Supercritical water gasification is a hydrothermal process to gasify complex organic biomass to produce hydrogen-rich syngas. This study reports the catalytic performance and hydrogen selectivity of several Ni-based catalysts during supercritical water gasification of soybean straw. All experiments were performed at a temperature, an average biomass particle size, a feedstock/water ratio, and a residence time 500 degrees C, 0.13 mm, 1:10, and 45 min, respectively. A comprehensive screening of different support materials ranging from activated carbon (AC), carbon nanotubes (CNTs), ZrO2, Al2O3, SiO2, and Al2O3-SiO2 was performed at 10 wt % Ni loading.

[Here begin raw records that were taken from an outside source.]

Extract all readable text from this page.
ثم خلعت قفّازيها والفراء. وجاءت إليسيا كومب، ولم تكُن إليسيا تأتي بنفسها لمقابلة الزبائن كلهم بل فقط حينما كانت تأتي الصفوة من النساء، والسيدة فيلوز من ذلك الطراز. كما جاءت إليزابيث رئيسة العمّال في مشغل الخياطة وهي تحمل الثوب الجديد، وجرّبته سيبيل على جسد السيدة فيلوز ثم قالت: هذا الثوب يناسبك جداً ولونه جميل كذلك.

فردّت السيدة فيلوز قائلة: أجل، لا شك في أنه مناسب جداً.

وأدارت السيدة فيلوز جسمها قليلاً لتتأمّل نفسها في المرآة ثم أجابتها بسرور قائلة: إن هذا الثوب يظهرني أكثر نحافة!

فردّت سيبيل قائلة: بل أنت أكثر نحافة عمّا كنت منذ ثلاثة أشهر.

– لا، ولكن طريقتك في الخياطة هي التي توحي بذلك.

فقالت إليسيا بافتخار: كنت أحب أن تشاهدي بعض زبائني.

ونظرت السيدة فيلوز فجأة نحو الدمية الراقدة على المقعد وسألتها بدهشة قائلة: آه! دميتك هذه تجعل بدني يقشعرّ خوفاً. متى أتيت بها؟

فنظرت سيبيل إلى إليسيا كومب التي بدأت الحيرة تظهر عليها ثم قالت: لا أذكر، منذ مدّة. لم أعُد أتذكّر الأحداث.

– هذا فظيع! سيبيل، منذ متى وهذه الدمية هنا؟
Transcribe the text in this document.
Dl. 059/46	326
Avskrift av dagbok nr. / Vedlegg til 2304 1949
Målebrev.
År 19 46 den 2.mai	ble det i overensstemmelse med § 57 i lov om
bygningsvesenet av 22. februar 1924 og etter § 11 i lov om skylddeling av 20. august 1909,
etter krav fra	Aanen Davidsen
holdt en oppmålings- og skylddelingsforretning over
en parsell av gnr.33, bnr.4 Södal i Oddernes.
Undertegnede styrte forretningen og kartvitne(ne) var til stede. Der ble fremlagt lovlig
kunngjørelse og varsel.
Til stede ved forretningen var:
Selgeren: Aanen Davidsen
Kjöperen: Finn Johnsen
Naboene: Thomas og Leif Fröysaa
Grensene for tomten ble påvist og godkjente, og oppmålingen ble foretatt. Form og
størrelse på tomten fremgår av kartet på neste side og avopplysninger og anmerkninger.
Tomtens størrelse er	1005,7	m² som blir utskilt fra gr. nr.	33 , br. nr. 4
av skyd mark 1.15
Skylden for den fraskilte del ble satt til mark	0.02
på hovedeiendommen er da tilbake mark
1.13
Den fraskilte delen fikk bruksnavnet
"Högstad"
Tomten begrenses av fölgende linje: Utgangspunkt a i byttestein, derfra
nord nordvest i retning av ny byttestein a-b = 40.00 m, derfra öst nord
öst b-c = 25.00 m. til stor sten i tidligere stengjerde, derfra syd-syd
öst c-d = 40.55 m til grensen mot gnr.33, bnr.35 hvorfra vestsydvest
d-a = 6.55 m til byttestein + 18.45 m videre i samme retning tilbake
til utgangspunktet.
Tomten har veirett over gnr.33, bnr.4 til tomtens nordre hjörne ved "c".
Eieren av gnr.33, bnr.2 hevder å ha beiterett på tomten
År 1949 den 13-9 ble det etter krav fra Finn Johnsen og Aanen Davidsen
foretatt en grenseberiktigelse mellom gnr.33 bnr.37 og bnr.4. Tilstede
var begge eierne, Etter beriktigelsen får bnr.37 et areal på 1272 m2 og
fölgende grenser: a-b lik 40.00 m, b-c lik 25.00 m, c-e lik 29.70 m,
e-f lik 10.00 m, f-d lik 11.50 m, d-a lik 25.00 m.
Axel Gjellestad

The effectiveness of each support in improving H-2 yield and selectivity was in the order ZrO2 > Al2O3 > AC > CNT > SiO2 > Al2O3-SiO2. The effects of adding three promoters (i.e., Na, K, and Ce) to the supported Ni/ZrO2 and Ni/Al2O3 catalysts were evaluated. In terms of H-2 yield, the performance of each promoter for Ni/ZrO2 catalysts was in the order Ce (10.9 mmol/g) > K (10.3 mmol/g) > Na (9.5 mmol/g). Cerium showed better performance in promoting H-2 yield and minimizing coke deposition on the support. The addition of K, Na, and Ce promoters elevated Ni dispersion and the metallic surface area, thus improving H-2 yields.

Automated summary

During supercritical water gasification, ZrO2 was found to be the most effective catalyst in improving H-2 yield and selectivity. Cerium as a promoter showed the best performance in promoting H-2 yield for Ni/ZrO2 catalysts. The addition of K, Na, and Ce promoters enhanced Ni dispersion and metallic surface area, leading to improved H-2 yields.